Gradient of learnable circuit parameters is None when using torch interface

Hi, I am implementing QCNN based on pennylane. For flexibility, I choose the torch interface. The forward process seems going well. However, when I check the gradient of circuit parameters, I find some of them is None, which results in that these parameters will not get updated during optimization.

Here is my code example.

def qconv_kernel(phi, params):
    '''
    Implementation of quantum convolution kernel circuit
    ------------------------------------------
    :param phi: image pixels, [n_quibits]
    :param params: learnable convolutional weights, [n_layers * n_qubits]
    '''
    # quantum circuit implemention here
    return qml.expval(qml.PauliZ(wires=0))
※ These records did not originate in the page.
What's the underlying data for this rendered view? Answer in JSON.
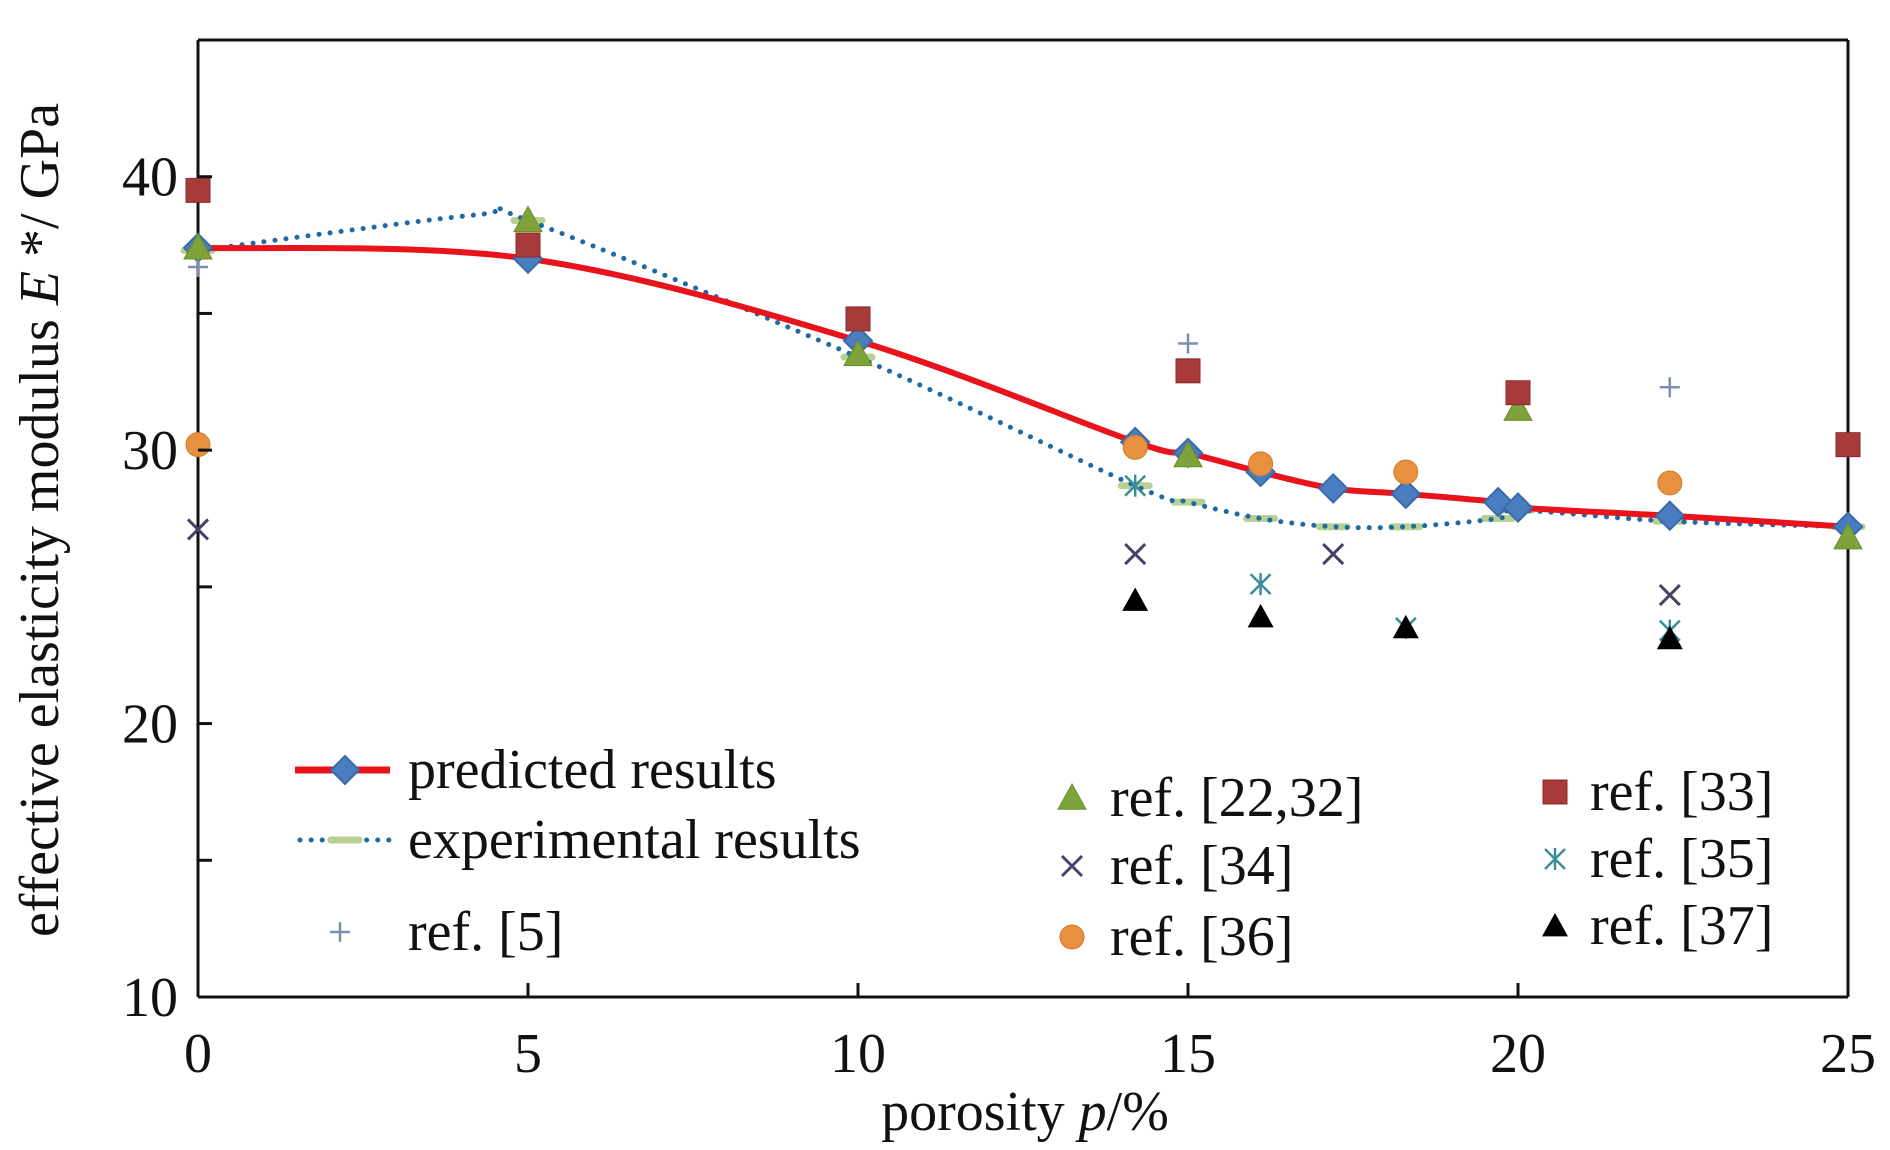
{
  "colors": {
    "predicted": "#e8131b",
    "predicted_marker": "#4a7dbf",
    "experimental_dot": "#1f6aa5",
    "experimental_dash": "#b7d094",
    "ref5": "#7a8fb0",
    "ref22_32": "#7fa23a",
    "ref33": "#a83a3a",
    "ref34": "#4a3f66",
    "ref35": "#3a8c9a",
    "ref36": "#e69040",
    "ref37": "#000000",
    "axis": "#111111"
  },
  "chart_data": {
    "type": "line",
    "xlabel": "porosity p/%",
    "ylabel": "effective elasticity modulus E*/GPa",
    "xlim": [
      0,
      25
    ],
    "ylim": [
      10,
      45
    ],
    "x_ticks": [
      0,
      5,
      10,
      15,
      20,
      25
    ],
    "y_ticks": [
      10,
      15,
      20,
      25,
      30,
      35,
      40,
      45
    ],
    "y_tick_labels": [
      "10",
      "20",
      "30",
      "40"
    ],
    "grid": false,
    "legend": [
      {
        "key": "predicted",
        "label": "predicted results"
      },
      {
        "key": "experimental",
        "label": "experimental results"
      },
      {
        "key": "ref5",
        "label": "ref. [5]"
      },
      {
        "key": "ref22_32",
        "label": "ref. [22,32]"
      },
      {
        "key": "ref34",
        "label": "ref. [34]"
      },
      {
        "key": "ref36",
        "label": "ref. [36]"
      },
      {
        "key": "ref33",
        "label": "ref. [33]"
      },
      {
        "key": "ref35",
        "label": "ref. [35]"
      },
      {
        "key": "ref37",
        "label": "ref. [37]"
      }
    ],
    "series": [
      {
        "key": "predicted",
        "name": "predicted results",
        "style": "line-diamond",
        "x": [
          0,
          5,
          10,
          14.2,
          15,
          16.1,
          17.2,
          18.3,
          19.7,
          20,
          22.3,
          25
        ],
        "y": [
          37.4,
          37.0,
          34.0,
          30.3,
          29.9,
          29.2,
          28.6,
          28.4,
          28.1,
          27.9,
          27.6,
          27.2
        ]
      },
      {
        "key": "experimental",
        "name": "experimental results",
        "style": "dotted-dash",
        "x": [
          0,
          4.2,
          5,
          10,
          14.2,
          15,
          16.1,
          17.2,
          18.3,
          19.7,
          20,
          22.3,
          25
        ],
        "y": [
          37.3,
          38.6,
          38.4,
          33.4,
          28.7,
          28.1,
          27.5,
          27.2,
          27.2,
          27.5,
          27.8,
          27.4,
          27.2
        ]
      },
      {
        "key": "ref5",
        "name": "ref. [5]",
        "style": "plus",
        "x": [
          0,
          15,
          22.3
        ],
        "y": [
          36.7,
          33.9,
          32.3
        ]
      },
      {
        "key": "ref22_32",
        "name": "ref. [22,32]",
        "style": "triangle",
        "x": [
          0,
          5,
          10,
          15,
          20,
          25
        ],
        "y": [
          37.4,
          38.4,
          33.5,
          29.8,
          31.5,
          26.8
        ]
      },
      {
        "key": "ref33",
        "name": "ref. [33]",
        "style": "square",
        "x": [
          0,
          5,
          10,
          15,
          20,
          25
        ],
        "y": [
          39.5,
          37.5,
          34.8,
          32.9,
          32.1,
          30.2
        ]
      },
      {
        "key": "ref34",
        "name": "ref. [34]",
        "style": "x",
        "x": [
          0,
          14.2,
          17.2,
          22.3
        ],
        "y": [
          27.1,
          26.2,
          26.2,
          24.7
        ]
      },
      {
        "key": "ref35",
        "name": "ref. [35]",
        "style": "asterisk",
        "x": [
          14.2,
          16.1,
          18.3,
          22.3
        ],
        "y": [
          28.7,
          25.1,
          23.5,
          23.4
        ]
      },
      {
        "key": "ref36",
        "name": "ref. [36]",
        "style": "circle",
        "x": [
          0,
          14.2,
          16.1,
          18.3,
          22.3
        ],
        "y": [
          30.2,
          30.1,
          29.5,
          29.2,
          28.8
        ]
      },
      {
        "key": "ref37",
        "name": "ref. [37]",
        "style": "filled-triangle",
        "x": [
          14.2,
          16.1,
          18.3,
          22.3
        ],
        "y": [
          24.5,
          23.9,
          23.5,
          23.1
        ]
      }
    ]
  }
}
def qconv_torch(inputs, params, qnode, n_in_channels=1, kernel_size=[2, 2], stride=None, padding=False):
    """
    Convolves the input image with many applications of the same quantum circuit.
    ------------------------------------------------------------------------
    :param inputs: input image, [C, H, W]
    :param params: learnable convolutional weights, [n_out_channels, n_layers * n_qubits]
    :param qnode: QNode object
    :param n_in_channels: input channels of previous layer
    :param kernel_size: size of qconv kernel, [kernel_h, kernel_w]
    :param stride: step of qconv, [stride_h, stride_w]
    :param padding: whether padding, bool
    return a new image, [C_out, H_out, W_out]
    """
    for j in range(0, in_h-kernel_size[0], stride[0]):
        for k in range(0, in_w-kernel_size[1], stride[1]):
            channel_results = []
            for c_in in range(inputs.shape[0]):
                img_patch = []
                for h in range(kernel_size[0]):
                    for w in range(kernel_size[1]):
                        img_patch.append(inputs[c_in, j+h, k+w])
                out_pixel = qnode(torch.tensor(img_patch), params[i])
            out[:, j//stride[0], k//stride[1]] = torch.tensor(out_pixel)
    return out

class QCNN_torch(torch.nn.Module):
    def __init__(self, cfg):
        super().__init__()
        n_quibit = sum(cfg.MODEL.QCNN.KERNEL_SIZE)
        self.DIM = cfg.MODEL.QCNN.DIM
        dev = qml.device(cfg.CIRCUIT.BACKEND, wires=n_quibit)
        self.qnode = qml.QNode(qconv_kernel, dev, interface='torch')
        self.qconv_param = []
        for i in range(len(self.DIM)-1):
            param_weight = np.random.uniform(0, 2*math.pi, shape1*shape2)
            param_weight = np.reshape(param_weight, (shape1, shape2))
            param_weight = torch.nn.Parameter(torch.tensor(param_weight, requires_grad=True))
            self.register_parameter('layer'+str(i+1), param_weight)
            self.qconv_param.append(param_weight)

        # FC
        n_feat = ((28//(2**(len(self.DIM)-1)))**2) * self.DIM[-1]
        stdv = 1./n_feat
        self.fc = np.random.uniform(-stdv, stdv, n_feat*10)
        self.fc = np.reshape(self.fc, (n_feat, 10))
        self.fc = torch.nn.Parameter(torch.FloatTensor(self.fc))

    def forward(self, x):
        out = []
        for b in range(len(x)):
            bx = x[b]
            for i in range(len(self.DIM)-1):
                bx = qconv_torch(bx, self.qconv_param[i], self.qnode, n_in_channels=self.DIM[i])
            out.append(bx.flatten().unsqueeze(0) @ self.fc)
        return torch.cat(out, dim=0)
if __name__=='__main__':
    opt = get_opt()
    cfg = get_config(opt.config_file)


    loss_fn = torch.nn.CrossEntropyLoss()

    qcnn = QCNN_torch(cfg)
    optimizer = torch.optim.Adam(params=qcnn.parameters(), lr=0.1)
    optimizer.zero_grad()

    inputs = torch.rand(4, 1, 28, 28)
    out = qcnn(inputs)
    
    loss = loss_fn(out, torch.LongTensor([1, 2, 3, 4]))
    optimizer.param_groups[0]['params'][0].retain_grad()
    loss.backward()
    optimizer.step()

The problem is that I can only get the gradient of qcnn.fc but not other parameters.

Any suggestions are helpful. Thank you in advance.

Hi @Yang! Welcome to the forum :slightly_smiling_face:

Would you be able to reduce your code example above to a minimal, non-working example? That is, by removing parts of the code to make the example as small as possible.

This will help us pin down exactly what might be going wrong!

Yes, I removed some unnecessary parts of code. Because the failure of gradient propagation may result from the tensor assignment operation, I keep most of them. Hope it is clear and short enough.

Hi @josh. Thank you for your concern. I have solved this problem. It’s more about pytorch operations rather than pennylane. Could you please delete this topic?

No worries @Yang, I will close the topic. Feel free to open a new thread if you have any other questions!